Plusieurs secteurs sont au bord du précipice. Dans une récente évaluation, les économistes de l'OFCE ont rappelé que "l'hôtellerie-restauration, les services de transport et certains services aux ménages (arts, spectacles, activités récréatives et sportives)" sont en première ligne dans cette crise sanitaire. "Il existe des risques importants sur les faillites, les licenciements que l'on a dû mal à mesurer. Le choc actuel est sans commune mesure avec ce que la France a pu vivre depuis la fin de la Seconde guerre mondiale. C'est une crise hors-norme. Deux secteurs perdent plus de 50% de leur valeur ajoutée en 2020. Il s'agit des matériels de transport, de l'hébergement-restauration" a expliqué l'économiste Mathieu Plane du centre de recherche rattaché à Sciences-Po Paris lors d'une présentation aux journalistes.
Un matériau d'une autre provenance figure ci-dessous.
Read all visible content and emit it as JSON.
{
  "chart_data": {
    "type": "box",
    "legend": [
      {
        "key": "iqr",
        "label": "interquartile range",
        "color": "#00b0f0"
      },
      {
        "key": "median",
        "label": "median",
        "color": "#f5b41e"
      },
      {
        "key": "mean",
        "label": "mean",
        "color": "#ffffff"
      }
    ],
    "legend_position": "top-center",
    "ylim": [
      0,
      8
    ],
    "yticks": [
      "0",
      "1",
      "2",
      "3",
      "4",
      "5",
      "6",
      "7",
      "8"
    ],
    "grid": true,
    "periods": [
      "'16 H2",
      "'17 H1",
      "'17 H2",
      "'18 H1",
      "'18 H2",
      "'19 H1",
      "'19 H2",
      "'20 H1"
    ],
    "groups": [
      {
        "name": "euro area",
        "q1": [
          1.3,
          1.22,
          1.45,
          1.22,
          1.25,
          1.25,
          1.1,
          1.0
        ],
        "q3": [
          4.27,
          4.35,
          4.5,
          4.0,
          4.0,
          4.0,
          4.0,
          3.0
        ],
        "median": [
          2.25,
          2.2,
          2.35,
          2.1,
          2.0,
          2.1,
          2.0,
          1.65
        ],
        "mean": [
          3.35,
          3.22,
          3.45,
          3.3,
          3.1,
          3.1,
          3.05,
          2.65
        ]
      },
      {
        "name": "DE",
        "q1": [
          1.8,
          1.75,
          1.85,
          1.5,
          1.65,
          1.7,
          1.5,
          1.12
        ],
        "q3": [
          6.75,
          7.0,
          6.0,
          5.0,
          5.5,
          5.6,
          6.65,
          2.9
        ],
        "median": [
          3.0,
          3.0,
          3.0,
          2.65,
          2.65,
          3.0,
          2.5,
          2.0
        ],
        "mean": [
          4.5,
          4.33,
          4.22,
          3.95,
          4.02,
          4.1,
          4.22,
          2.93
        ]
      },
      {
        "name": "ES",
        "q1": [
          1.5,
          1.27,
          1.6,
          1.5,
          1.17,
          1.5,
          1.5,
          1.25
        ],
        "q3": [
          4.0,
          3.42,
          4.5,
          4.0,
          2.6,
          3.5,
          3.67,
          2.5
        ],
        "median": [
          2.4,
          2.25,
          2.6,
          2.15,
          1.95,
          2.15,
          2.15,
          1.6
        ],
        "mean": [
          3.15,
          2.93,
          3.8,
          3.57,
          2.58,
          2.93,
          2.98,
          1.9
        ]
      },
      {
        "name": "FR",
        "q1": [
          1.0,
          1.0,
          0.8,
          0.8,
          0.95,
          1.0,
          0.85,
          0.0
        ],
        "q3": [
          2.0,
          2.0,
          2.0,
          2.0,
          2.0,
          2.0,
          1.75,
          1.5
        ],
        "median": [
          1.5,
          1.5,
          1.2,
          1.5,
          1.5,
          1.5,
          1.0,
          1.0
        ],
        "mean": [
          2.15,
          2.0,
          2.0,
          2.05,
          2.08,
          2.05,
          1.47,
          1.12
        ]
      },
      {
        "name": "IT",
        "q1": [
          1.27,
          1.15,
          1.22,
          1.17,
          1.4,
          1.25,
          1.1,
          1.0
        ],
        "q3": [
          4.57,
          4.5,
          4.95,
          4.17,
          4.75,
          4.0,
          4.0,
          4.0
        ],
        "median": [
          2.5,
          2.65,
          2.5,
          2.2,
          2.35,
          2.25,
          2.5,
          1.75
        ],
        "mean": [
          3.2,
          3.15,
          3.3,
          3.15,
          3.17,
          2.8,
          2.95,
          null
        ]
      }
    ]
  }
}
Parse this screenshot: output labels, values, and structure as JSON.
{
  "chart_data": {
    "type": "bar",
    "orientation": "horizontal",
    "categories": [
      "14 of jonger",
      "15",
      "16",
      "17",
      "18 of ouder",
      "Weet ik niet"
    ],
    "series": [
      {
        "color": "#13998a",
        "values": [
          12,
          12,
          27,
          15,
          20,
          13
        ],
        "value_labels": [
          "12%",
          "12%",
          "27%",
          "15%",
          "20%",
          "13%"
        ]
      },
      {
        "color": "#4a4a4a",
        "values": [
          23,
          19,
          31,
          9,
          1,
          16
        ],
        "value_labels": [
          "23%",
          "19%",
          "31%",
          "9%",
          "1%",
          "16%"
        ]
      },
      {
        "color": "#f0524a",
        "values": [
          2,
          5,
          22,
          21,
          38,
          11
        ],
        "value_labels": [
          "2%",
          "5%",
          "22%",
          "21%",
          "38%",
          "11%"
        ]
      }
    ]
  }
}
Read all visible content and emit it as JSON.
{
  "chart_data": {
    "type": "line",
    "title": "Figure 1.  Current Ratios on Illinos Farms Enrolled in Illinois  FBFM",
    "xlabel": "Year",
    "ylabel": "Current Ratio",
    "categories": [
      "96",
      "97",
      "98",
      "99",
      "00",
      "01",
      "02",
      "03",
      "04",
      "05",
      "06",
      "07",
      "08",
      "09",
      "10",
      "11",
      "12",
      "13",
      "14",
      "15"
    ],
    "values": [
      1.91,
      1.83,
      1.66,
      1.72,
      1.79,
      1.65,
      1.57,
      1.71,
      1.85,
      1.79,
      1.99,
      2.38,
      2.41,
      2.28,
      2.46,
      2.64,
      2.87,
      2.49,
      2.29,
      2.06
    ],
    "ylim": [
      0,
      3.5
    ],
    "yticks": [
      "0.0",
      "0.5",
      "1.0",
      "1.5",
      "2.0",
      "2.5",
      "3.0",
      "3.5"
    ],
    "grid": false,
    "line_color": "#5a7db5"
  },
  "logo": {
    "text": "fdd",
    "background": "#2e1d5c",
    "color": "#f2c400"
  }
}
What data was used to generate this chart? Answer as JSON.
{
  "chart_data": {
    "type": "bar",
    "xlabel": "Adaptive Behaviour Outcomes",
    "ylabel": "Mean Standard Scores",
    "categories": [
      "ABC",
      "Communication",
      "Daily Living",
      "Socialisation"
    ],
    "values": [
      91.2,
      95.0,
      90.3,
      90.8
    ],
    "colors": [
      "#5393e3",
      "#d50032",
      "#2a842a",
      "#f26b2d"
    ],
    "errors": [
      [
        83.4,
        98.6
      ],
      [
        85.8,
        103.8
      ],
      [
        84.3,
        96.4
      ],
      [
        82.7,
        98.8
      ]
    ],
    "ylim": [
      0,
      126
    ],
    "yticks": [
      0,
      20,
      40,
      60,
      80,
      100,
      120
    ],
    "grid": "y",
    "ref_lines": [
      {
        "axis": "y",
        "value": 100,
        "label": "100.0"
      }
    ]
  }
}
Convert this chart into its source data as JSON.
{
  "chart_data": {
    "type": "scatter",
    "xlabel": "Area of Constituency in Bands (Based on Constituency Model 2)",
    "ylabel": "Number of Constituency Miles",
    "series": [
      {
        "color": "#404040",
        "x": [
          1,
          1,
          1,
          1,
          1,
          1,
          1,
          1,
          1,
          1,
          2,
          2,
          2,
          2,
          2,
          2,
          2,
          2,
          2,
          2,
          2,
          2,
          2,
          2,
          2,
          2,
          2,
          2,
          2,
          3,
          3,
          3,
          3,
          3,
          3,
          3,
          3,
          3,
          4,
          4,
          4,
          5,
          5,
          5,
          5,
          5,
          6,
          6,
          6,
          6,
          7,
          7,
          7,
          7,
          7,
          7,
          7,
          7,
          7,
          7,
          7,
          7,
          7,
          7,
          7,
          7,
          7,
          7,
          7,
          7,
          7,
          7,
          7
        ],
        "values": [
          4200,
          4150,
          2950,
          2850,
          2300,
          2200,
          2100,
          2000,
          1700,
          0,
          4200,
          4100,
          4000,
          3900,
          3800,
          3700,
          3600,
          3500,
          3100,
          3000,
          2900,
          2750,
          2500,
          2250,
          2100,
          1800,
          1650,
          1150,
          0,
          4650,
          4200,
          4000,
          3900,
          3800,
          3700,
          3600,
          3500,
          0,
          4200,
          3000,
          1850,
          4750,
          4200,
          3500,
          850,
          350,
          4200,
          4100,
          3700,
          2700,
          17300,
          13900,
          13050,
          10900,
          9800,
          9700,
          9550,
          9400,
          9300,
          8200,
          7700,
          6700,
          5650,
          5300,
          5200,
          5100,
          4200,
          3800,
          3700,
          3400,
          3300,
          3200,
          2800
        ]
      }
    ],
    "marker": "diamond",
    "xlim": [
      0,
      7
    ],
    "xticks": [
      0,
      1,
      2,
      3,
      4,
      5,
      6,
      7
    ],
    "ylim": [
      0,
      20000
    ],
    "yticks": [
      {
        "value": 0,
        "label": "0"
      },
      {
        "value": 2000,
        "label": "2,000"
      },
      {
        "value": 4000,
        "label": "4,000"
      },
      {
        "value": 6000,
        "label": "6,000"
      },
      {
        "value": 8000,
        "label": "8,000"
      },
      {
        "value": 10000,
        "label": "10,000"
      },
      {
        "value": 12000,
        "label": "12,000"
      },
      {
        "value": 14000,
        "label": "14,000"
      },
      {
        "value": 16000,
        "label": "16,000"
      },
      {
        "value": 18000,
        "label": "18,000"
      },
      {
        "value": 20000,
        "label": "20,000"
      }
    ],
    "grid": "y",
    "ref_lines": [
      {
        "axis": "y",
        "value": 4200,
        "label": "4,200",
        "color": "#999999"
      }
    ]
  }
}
Pour tenter une nouvelle fois de rassurer, le ministre de l'Economie, Bruno Le Maire a présenté un renforcement des dispositifs d'aides pour les secteurs les plus touchés lors d'un point presse avec le Premier ministre Jean Castex jeudi 15 octobre mais la fin d'année risque d'être tendue. Une grande partie des perspectives dépend grandement des avancées de la recherche pour trouver un traitement ou un vaccin.

Un conflit ancien

Ce conflit entre l'économie et la santé est loin d'être nouveau. Lors des précédentes épidémies, les gouvernements ont dû se confronter à de telles décisions. En 1918 par exemple, la grippe espagnole avait fait entre 50 et 100 millions de morts selon l'économiste et ancien président de l'Ecole des hautes études en sciences sociales (EHESS), Pierre Cyrille Hautcoeur ,interrogé par La Tribune au printemps.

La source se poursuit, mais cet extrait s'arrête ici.